All users must be provisioned by an administrator directly on the server machine using provision_user.py ensuring only explicitly authorised identities can connect.
provision_user.py does the following in one step:
- Registers the user in the database with a hashed temporary password.
- Generates a client certificate signed by the server's CA.
- Computes and stores the users certificate's SHA-256 fingerprint in the database.

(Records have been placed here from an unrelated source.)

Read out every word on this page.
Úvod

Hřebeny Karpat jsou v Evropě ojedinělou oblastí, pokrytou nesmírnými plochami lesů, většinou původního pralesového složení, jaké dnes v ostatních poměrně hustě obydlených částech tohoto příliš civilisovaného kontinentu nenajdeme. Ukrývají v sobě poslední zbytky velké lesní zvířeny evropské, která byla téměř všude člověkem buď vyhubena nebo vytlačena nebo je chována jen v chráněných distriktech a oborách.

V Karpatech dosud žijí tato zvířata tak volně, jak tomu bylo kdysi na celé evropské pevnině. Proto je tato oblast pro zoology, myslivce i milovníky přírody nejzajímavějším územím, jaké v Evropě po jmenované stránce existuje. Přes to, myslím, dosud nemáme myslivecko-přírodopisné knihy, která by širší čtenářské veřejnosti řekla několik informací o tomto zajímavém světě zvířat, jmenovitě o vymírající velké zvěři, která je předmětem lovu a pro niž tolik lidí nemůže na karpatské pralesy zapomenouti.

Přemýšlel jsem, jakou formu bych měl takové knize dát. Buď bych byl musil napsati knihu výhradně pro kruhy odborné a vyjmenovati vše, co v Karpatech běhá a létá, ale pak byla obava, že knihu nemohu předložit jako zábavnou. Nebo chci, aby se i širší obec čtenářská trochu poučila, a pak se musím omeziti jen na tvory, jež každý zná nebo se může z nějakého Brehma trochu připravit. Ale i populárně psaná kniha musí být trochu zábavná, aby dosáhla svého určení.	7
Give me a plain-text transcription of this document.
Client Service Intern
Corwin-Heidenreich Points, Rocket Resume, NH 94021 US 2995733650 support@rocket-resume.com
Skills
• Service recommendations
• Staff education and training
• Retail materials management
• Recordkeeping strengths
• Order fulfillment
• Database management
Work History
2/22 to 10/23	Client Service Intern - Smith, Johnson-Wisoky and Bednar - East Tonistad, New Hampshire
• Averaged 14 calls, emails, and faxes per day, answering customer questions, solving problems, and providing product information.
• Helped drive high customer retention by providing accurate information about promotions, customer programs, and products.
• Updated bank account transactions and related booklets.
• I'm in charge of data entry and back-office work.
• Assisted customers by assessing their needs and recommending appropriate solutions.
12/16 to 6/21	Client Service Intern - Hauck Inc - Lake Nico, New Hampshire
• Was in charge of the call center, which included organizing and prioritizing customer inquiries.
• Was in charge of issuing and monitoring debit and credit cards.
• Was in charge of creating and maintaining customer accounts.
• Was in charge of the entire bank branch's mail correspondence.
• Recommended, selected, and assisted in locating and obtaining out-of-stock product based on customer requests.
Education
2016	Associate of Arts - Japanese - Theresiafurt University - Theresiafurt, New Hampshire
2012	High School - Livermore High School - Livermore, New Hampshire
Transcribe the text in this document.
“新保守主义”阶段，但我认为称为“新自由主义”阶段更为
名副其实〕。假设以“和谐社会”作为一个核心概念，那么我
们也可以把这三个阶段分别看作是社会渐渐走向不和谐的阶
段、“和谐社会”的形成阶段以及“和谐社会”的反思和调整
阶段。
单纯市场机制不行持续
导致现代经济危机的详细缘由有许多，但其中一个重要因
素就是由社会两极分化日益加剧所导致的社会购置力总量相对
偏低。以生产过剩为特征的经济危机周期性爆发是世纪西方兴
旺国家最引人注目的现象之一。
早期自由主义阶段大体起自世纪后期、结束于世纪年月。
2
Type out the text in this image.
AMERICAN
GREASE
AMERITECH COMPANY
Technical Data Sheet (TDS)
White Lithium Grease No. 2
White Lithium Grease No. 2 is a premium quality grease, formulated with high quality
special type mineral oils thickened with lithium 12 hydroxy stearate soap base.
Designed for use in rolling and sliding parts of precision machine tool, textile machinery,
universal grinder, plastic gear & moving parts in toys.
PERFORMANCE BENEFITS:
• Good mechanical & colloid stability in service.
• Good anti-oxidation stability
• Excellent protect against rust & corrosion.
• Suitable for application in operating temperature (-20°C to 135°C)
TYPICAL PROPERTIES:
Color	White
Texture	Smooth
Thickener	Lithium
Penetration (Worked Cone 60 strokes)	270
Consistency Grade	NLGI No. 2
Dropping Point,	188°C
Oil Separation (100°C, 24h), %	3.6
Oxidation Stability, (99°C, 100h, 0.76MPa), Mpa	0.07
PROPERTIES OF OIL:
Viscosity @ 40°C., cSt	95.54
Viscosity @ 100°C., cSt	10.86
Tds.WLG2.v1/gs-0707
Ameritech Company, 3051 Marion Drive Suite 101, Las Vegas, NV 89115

- Writes a distributable bundle to
provision_out/<username>/containing everything the user needs to connect.
| Field | Description |
|---|---|
username |
Case-insensitive, unique |
password_salt |
32-byte random salt (hex) |
password_hash |
PBKDF2 digest (hex) |
cert_fingerprint |
SHA-256 fingerprint of the issued client cert (hex) |
created_at |
UTC timestamp |
Use the connection script from your bundle:
# Linux / macOS
cd provision_out/<username>/
./connect.shOr connect manually:
python run_client.py \
--host <SERVER_LAN_IP> \
--port 54321 \
--ca .../ca.crt \
--cert .../<username>.crt \
--key .../<username>.keyPasswords are hashed with PBKDF2-HMAC-SHA256 using a 32-byte random salt and 200,000 iterations. Verification uses hmac.compare_digest for constant-time comparison. Unknown usernames trigger a dummy hash computation to prevent timing-based user enumeration.
Messages are stored in SQLite immediately on receipt. If the recipient is online, the server attempts live delivery and marks the message as delivered. If the recipient is offline, the message remains pending and is delivered automatically when they next log in, or can be retrieved manually with /fetch.
Every connection requires both sides to present a valid certificate:
- The server presents
server.crt, signed by the CA, with SANs covering its LAN IP and hostname. - The client presents
<username>.crt, signed by the same CA. - The TLS handshake rejects any connection where either side cannot present a CA-signed certificate - unauthenticated clients cannot connect at all.
TLS 1.2 is the minimum version enforced.
The mTLS handshake authenticates the certificate. On top of that, _handle_login performs three additional checks using the cryptography library on the raw DER-encoded certificate:
-
Expiry - the certificate's
notAfterfield is checked against the current UTC time. The TLS handshake also enforces this, but it is checked explicitly (defence-in-depth). -
CN match - the Common Name in the certificate Subject must match the username supplied in the login packet.
-
Fingerprint match - the SHA-256 fingerprint of the presented certificate is compared against the fingerprint stored in the database at provisioning time. This binds each login to the exact certificate that was issued, so a different CA-signed certificate for the same CN is rejected.